Anti-inflammatoire et immunothérapie : une association innovante contre le cancer de la peau

Le professeur Nicolas Meyer est onco-dermatologue et spécialiste du mélanome à l’IUCT-Oncopole. Avec l’équipe du professeur Bruno Segui du CRCT (Centre de recherche en cancérologie de Toulouse), il met au point une approche inédite dans le traitement des mélanomes les plus agressifs. Les premiers essais cliniques sont en cours.

Combien de personnes sont actuellement concernées par le mélanome en France ?

Pr Nicolas Meyer : On observe chaque année en France 11000 nouveaux cas de mélanome, un nombre en hausse constante depuis plus de 30 ans… qui double tous les 20 ans ! 75% des cas se soldent par une rémission, malheureusement les 25% restant vont avoir une évolution métastatique.

 

Quels sont les traitements actuels et leurs limites ?

Pr N. M. : Il existe plusieurs stratégies de traitement. Les thérapies ciblées affichent un taux de réponse important mais les résultats peinent à se stabiliser dans le temps. L’immunothérapie enregistre un taux de réponse moins important mais de meilleure qualité, lorsque réponse il y a.
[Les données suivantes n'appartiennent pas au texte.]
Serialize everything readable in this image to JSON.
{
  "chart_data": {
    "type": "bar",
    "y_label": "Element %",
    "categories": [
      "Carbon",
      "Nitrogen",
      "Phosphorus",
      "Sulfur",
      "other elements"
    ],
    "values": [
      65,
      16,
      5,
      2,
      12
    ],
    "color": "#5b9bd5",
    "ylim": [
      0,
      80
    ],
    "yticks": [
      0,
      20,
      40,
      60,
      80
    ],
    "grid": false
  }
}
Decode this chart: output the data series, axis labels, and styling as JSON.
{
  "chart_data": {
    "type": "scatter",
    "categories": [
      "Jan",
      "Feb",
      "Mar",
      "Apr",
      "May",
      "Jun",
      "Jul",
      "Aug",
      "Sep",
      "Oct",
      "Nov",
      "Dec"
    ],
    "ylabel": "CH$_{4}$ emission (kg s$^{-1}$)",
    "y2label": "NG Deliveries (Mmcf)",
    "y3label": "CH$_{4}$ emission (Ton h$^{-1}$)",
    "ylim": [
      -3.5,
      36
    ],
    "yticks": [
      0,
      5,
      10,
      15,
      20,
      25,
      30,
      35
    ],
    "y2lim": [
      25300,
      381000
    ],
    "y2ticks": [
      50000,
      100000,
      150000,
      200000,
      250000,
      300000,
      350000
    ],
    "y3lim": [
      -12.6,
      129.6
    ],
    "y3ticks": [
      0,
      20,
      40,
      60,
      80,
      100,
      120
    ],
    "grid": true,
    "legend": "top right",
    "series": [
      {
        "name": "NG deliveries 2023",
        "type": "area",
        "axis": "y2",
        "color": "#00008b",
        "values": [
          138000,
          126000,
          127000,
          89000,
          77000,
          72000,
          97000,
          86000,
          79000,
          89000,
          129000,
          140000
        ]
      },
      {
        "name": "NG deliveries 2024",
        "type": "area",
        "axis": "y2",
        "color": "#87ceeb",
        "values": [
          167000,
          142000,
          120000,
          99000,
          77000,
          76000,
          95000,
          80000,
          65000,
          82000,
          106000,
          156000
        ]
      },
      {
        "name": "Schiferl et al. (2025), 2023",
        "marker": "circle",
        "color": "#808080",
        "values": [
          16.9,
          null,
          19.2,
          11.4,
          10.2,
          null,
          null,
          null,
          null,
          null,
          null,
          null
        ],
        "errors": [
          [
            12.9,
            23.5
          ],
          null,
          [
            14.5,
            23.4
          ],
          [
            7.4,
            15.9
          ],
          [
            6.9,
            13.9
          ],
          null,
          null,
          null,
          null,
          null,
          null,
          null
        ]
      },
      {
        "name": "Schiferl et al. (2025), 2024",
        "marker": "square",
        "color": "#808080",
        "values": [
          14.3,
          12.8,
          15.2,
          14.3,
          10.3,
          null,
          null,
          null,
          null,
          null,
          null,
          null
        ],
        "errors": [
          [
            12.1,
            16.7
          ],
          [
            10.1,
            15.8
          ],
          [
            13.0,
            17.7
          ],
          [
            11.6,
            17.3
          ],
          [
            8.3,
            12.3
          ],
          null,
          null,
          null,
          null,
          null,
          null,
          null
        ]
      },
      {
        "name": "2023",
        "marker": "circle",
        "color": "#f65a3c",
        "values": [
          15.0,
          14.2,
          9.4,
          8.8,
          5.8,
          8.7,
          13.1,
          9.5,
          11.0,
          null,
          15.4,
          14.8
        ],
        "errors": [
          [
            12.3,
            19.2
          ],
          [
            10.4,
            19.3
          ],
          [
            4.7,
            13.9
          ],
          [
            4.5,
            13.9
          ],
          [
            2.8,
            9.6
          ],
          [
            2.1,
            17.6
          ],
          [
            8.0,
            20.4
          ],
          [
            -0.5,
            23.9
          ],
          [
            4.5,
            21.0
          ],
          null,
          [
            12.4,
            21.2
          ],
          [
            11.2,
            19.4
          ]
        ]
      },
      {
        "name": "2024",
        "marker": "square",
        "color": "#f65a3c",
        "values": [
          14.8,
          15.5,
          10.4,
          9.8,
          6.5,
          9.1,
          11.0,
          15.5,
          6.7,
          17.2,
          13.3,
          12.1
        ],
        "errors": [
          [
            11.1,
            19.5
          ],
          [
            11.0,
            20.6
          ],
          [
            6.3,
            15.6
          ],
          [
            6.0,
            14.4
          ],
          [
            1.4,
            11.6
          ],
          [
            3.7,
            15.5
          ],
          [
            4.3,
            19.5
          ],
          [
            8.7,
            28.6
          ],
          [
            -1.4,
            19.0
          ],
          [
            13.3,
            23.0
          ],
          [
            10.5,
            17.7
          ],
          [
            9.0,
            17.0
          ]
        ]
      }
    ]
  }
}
Cette mauvaise tolérance s’explique par le fait que l’immunothérapie réveille le système immunitaire global et entraîne une inflammation contre le cancer, mais aussi contre tous les organes.

 

Sur quelle stratégie thérapeutique portent vos recherches ?

Pr N. M. : Avec l’équipe du professeur Segui du CRCT, nous travaillons à lever les résistances à l’immunothérapie en associant au traitement des anti-inflammatoires. Nous avons mis en évidence le rôle d’une protéine, le TNF (facteur de nécrose tumorale), dans la résistance à l’immunothérapie. Nous avons eu l’idée d’ajouter un anti-TNF dans ce type de traitement pour éteindre l’inflammation et améliorer l’efficacité du traitement. L’anti-TNF est un anti-inflammatoire bien connu, déjà utilisé pour le traitement de certaines maladies auto-immunes (psoriasis, maladie de Crohn, …). Nous n’avons donc aucune crainte à l’utiliser. Les essais cliniques ont démarré en janvier, en collaboration avec laboratoire BMS qui commercialise les immunothérapies. Si tout se passe bien, la mise sur le marché du traitement pourrait être effective d’ici 5 ans.

 

Quelles sont selon vous les clés du bon déroulement de vos travaux ?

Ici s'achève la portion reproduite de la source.